GOP accuses Biden of increasing national dependence on Chinese resources

Senator Joni Ernst criticizes Minnesota's ban on mining copper and nickel, which are needed to manufacture electric cars, and for the increase in their purchase from the Asian country.

Republican senator Joni Ernst has come down hard on the Biden Administration, because of whose management "we have become even more dependent upon the Chinese" for raw materials since his arrival in the White House. Ernst charged that the government's "deranged environmental policy," instead of helping Americans, only "enriches the Communist Party of China."

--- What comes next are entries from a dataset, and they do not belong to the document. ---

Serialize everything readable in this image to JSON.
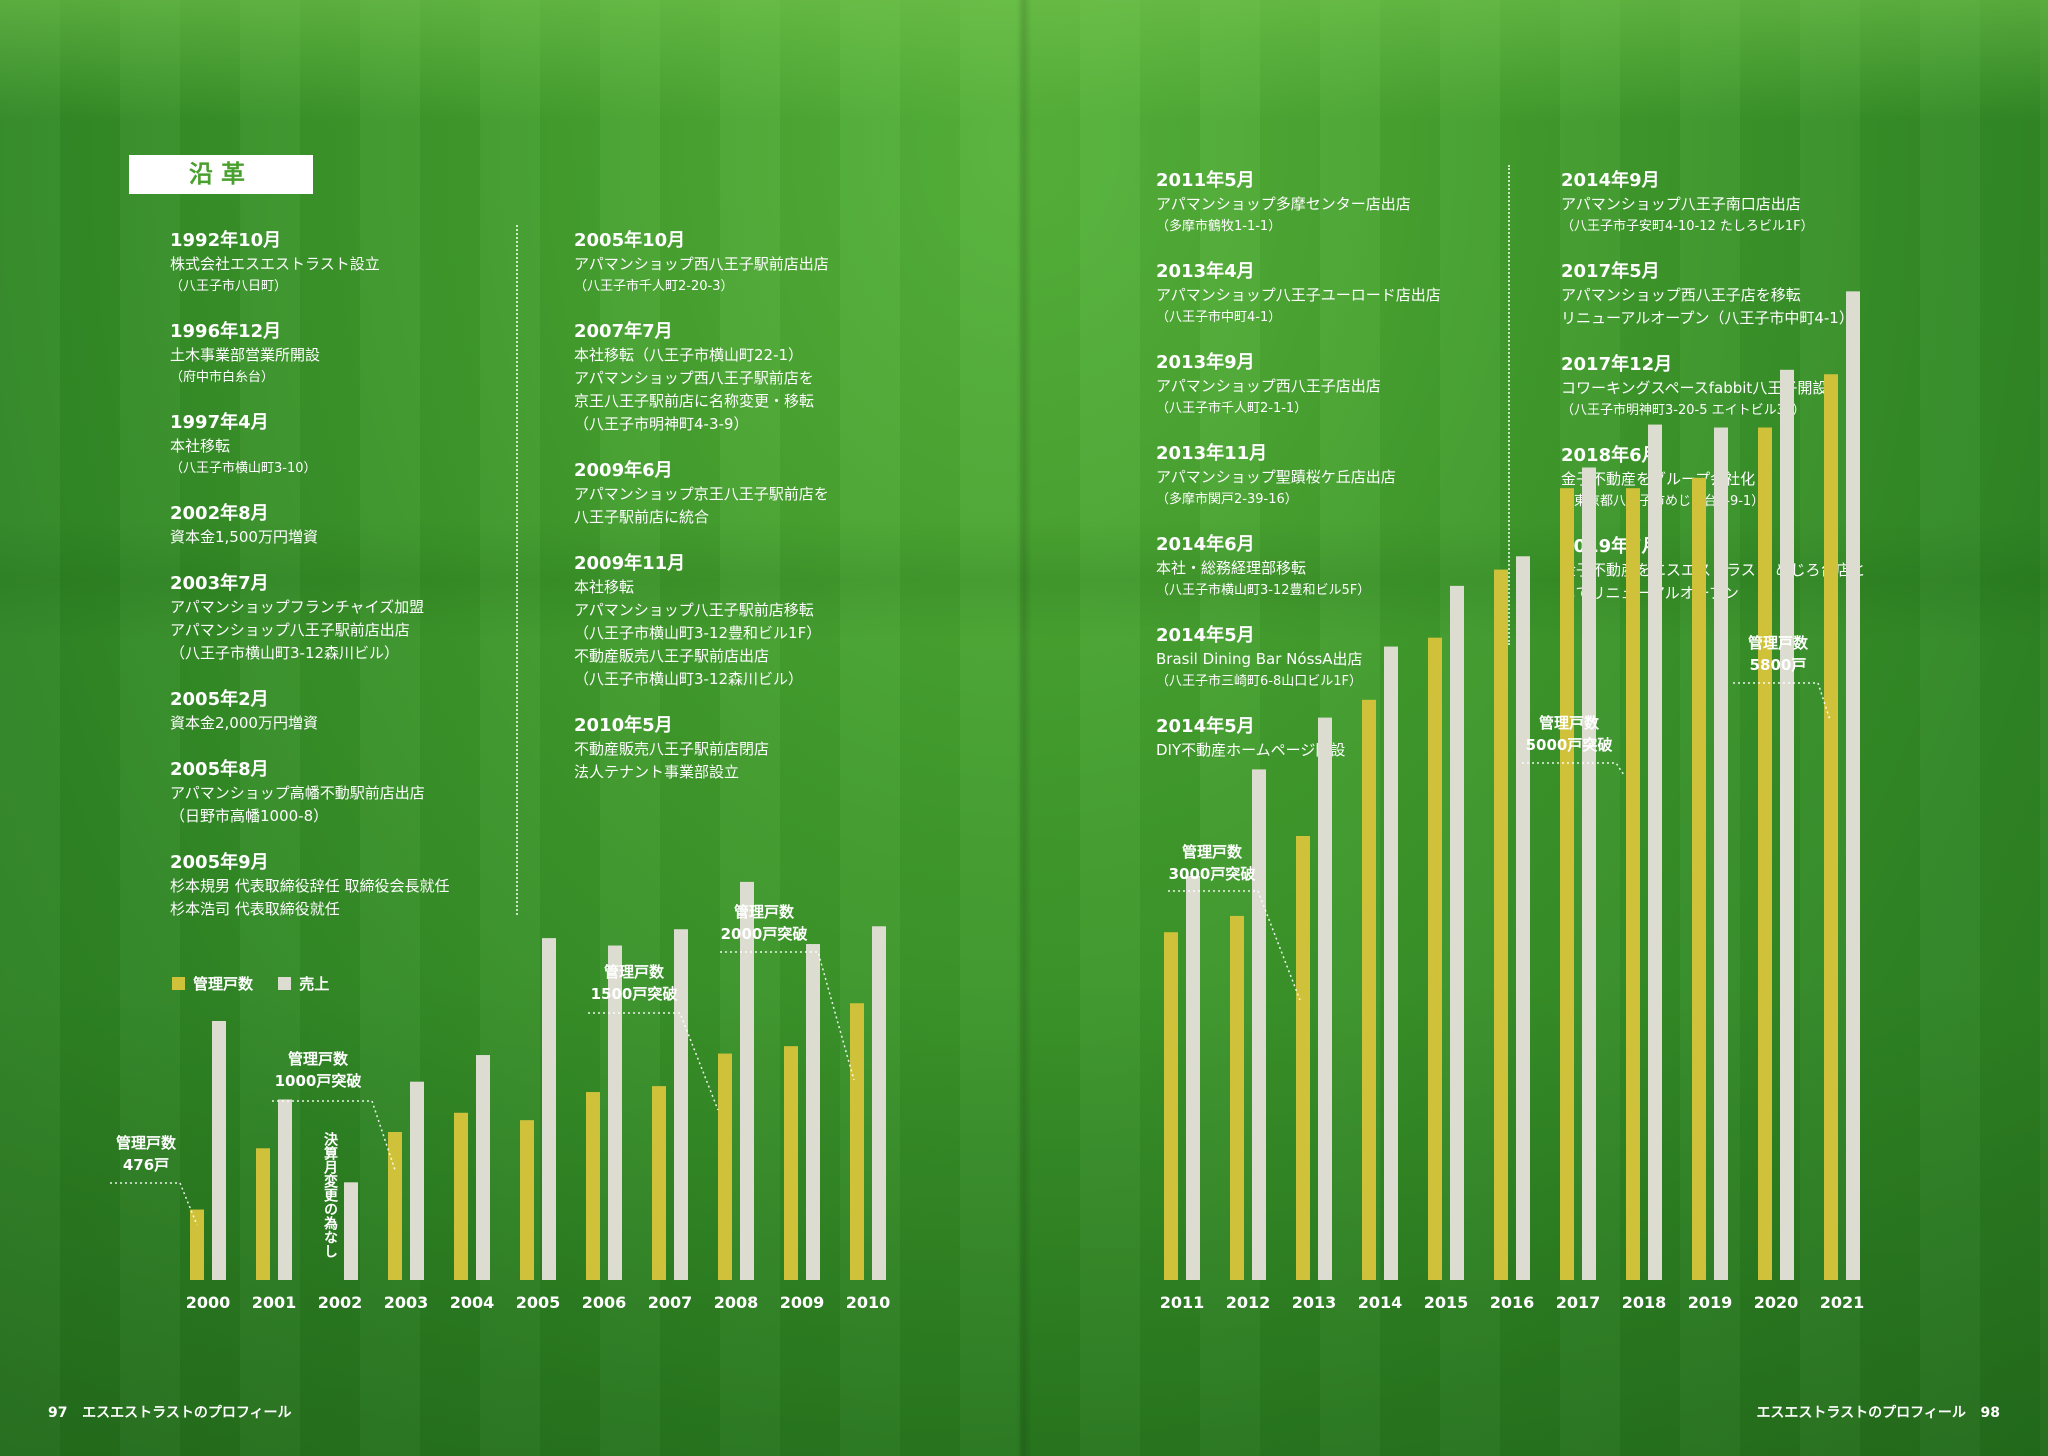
{
  "title": "沿革",
  "history_col1": [
    {
      "date": "1992年10月",
      "lines": [
        "株式会社エスエストラスト設立"
      ],
      "small": [
        "（八王子市八日町）"
      ]
    },
    {
      "date": "1996年12月",
      "lines": [
        "土木事業部営業所開設"
      ],
      "small": [
        "（府中市白糸台）"
      ]
    },
    {
      "date": "1997年4月",
      "lines": [
        "本社移転"
      ],
      "small": [
        "（八王子市横山町3-10）"
      ]
    },
    {
      "date": "2002年8月",
      "lines": [
        "資本金1,500万円増資"
      ],
      "small": []
    },
    {
      "date": "2003年7月",
      "lines": [
        "アパマンショップフランチャイズ加盟",
        "アパマンショップ八王子駅前店出店",
        "（八王子市横山町3-12森川ビル）"
      ],
      "small": []
    },
    {
      "date": "2005年2月",
      "lines": [
        "資本金2,000万円増資"
      ],
      "small": []
    },
    {
      "date": "2005年8月",
      "lines": [
        "アパマンショップ高幡不動駅前店出店",
        "（日野市高幡1000-8）"
      ],
      "small": []
    },
    {
      "date": "2005年9月",
      "lines": [
        "杉本規男 代表取締役辞任 取締役会長就任",
        "杉本浩司 代表取締役就任"
      ],
      "small": []
    }
  ],
  "history_col2": [
    {
      "date": "2005年10月",
      "lines": [
        "アパマンショップ西八王子駅前店出店"
      ],
      "small": [
        "（八王子市千人町2-20-3）"
      ]
    },
    {
      "date": "2007年7月",
      "lines": [
        "本社移転（八王子市横山町22-1）",
        "アパマンショップ西八王子駅前店を",
        "京王八王子駅前店に名称変更・移転",
        "（八王子市明神町4-3-9）"
      ],
      "small": []
    },
    {
      "date": "2009年6月",
      "lines": [
        "アパマンショップ京王八王子駅前店を",
        "八王子駅前店に統合"
      ],
      "small": []
    },
    {
      "date": "2009年11月",
      "lines": [
        "本社移転",
        "アパマンショップ八王子駅前店移転",
        "（八王子市横山町3-12豊和ビル1F）",
        "不動産販売八王子駅前店出店",
        "（八王子市横山町3-12森川ビル）"
      ],
      "small": []
    },
    {
      "date": "2010年5月",
      "lines": [
        "不動産販売八王子駅前店閉店",
        "法人テナント事業部設立"
      ],
      "small": []
    }
  ],
  "history_col3": [
    {
      "date": "2011年5月",
      "lines": [
        "アパマンショップ多摩センター店出店"
      ],
      "small": [
        "（多摩市鶴牧1-1-1）"
      ]
    },
    {
      "date": "2013年4月",
      "lines": [
        "アパマンショップ八王子ユーロード店出店"
      ],
      "small": [
        "（八王子市中町4-1）"
      ]
    },
    {
      "date": "2013年9月",
      "lines": [
        "アパマンショップ西八王子店出店"
      ],
      "small": [
        "（八王子市千人町2-1-1）"
      ]
    },
    {
      "date": "2013年11月",
      "lines": [
        "アパマンショップ聖蹟桜ケ丘店出店"
      ],
      "small": [
        "（多摩市関戸2-39-16）"
      ]
    },
    {
      "date": "2014年6月",
      "lines": [
        "本社・総務経理部移転"
      ],
      "small": [
        "（八王子市横山町3-12豊和ビル5F）"
      ]
    },
    {
      "date": "2014年5月",
      "lines": [
        "Brasil Dining Bar NóssA出店"
      ],
      "small": [
        "（八王子市三崎町6-8山口ビル1F）"
      ]
    },
    {
      "date": "2014年5月",
      "lines": [
        "DIY不動産ホームページ開設"
      ],
      "small": []
    }
  ],
  "history_col4": [
    {
      "date": "2014年9月",
      "lines": [
        "アパマンショップ八王子南口店出店"
      ],
      "small": [
        "（八王子市子安町4-10-12 たしろビル1F）"
      ]
    },
    {
      "date": "2017年5月",
      "lines": [
        "アパマンショップ西八王子店を移転",
        "リニューアルオープン（八王子市中町4-1）"
      ],
      "small": []
    },
    {
      "date": "2017年12月",
      "lines": [
        "コワーキングスペースfabbit八王子開設"
      ],
      "small": [
        "（八王子市明神町3-20-5 エイトビル3F）"
      ]
    },
    {
      "date": "2018年6月",
      "lines": [
        "金子不動産をグループ会社化"
      ],
      "small": [
        "（東京都八王子市めじろ台1-9-1）"
      ]
    },
    {
      "date": "2019年7月",
      "lines": [
        "金子不動産をエスエストラスト めじろ台店と",
        "してリニューアルオープン"
      ],
      "small": []
    }
  ],
  "legend": {
    "units": "管理戸数",
    "sales": "売上"
  },
  "note_2002": "決算月変更の為なし",
  "annotations": [
    {
      "lines": [
        "管理戸数",
        "476戸"
      ]
    },
    {
      "lines": [
        "管理戸数",
        "1000戸突破"
      ]
    },
    {
      "lines": [
        "管理戸数",
        "1500戸突破"
      ]
    },
    {
      "lines": [
        "管理戸数",
        "2000戸突破"
      ]
    },
    {
      "lines": [
        "管理戸数",
        "3000戸突破"
      ]
    },
    {
      "lines": [
        "管理戸数",
        "5000戸突破"
      ]
    },
    {
      "lines": [
        "管理戸数",
        "5800戸"
      ]
    }
  ],
  "chart_data": {
    "type": "bar",
    "categories": [
      "2000",
      "2001",
      "2002",
      "2003",
      "2004",
      "2005",
      "2006",
      "2007",
      "2008",
      "2009",
      "2010",
      "2011",
      "2012",
      "2013",
      "2014",
      "2015",
      "2016",
      "2017",
      "2018",
      "2019",
      "2020",
      "2021"
    ],
    "series": [
      {
        "name": "管理戸数",
        "color": "#cfc23a",
        "values": [
          476,
          890,
          null,
          1000,
          1130,
          1080,
          1270,
          1310,
          1530,
          1580,
          1870,
          2350,
          2460,
          3000,
          3920,
          4340,
          4800,
          5350,
          5350,
          5420,
          5760,
          6120
        ]
      },
      {
        "name": "売上",
        "color": "#dcddd0",
        "values": [
          1750,
          1220,
          660,
          1340,
          1520,
          2310,
          2260,
          2370,
          2690,
          2270,
          2390,
          2730,
          3450,
          3800,
          4280,
          4690,
          4890,
          5490,
          5780,
          5760,
          6150,
          6680
        ]
      }
    ],
    "xlabel": "",
    "ylabel": ""
  },
  "footer": {
    "left_num": "97",
    "left_text": "エスエストラストのプロフィール",
    "right_text": "エスエストラストのプロフィール",
    "right_num": "98"
  },
  "colors": {
    "grass": "#3f9a2b",
    "bar_units": "#cfc23a",
    "bar_sales": "#dcddd0",
    "title_text": "#4aa02e"
  }
}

In an interview with Larry Kudlow on Fox Business, the senator attacked the paradoxes of the administration's climate and energy policy. Ernst lamented that instead of taking advantage of the Biden administration's "huge electric vehicles push" to bolster national independence for the critical minerals needed, "we have to go to China to source them or we have to send our own product to China for refining."

China, the great beneficiary of Biden's policies

This is a clear allusion to the ban in Minnesota, decreed by the Department of the Interior, on mining copper and nickel, two minerals essential for the manufacture of electric vehicles, solar panels, wind turbines and other renewable energy devices, the great energy bet of the Democratic Administration. The reason given was that the maintenance of the mine posed too great a risk to the ecology of the area. The rejection significantly weakens the U.S. economy, especially in terms of achieving independence from third parties in obtaining raw materials, since the only nickel mine on national territory that is in operation will close in 2025.

"Source our natural resources."

Ernst insisted, stressing that the Biden Administration is leaving the US in a situation of dependence on its main world rival while also strengthening it economically. "We have become even more dependent upon the Chinese under the Biden administration. And again it goes back to deranged climate policy that is not benefiting Americans, but instead enriching the Communist Party of China," noted the senator.

From the GOP, they point out that the way forward should be the opposite, and laid out the benefits this path would bring to the country: "We should focus and source our natural resources here in the good old United States and provide for American jobs. If they want to go to EVs, great, make it a consumer choice. But let’s at least not utilize China and child and slave labor to obtain those critical minerals. We can do it much safer here."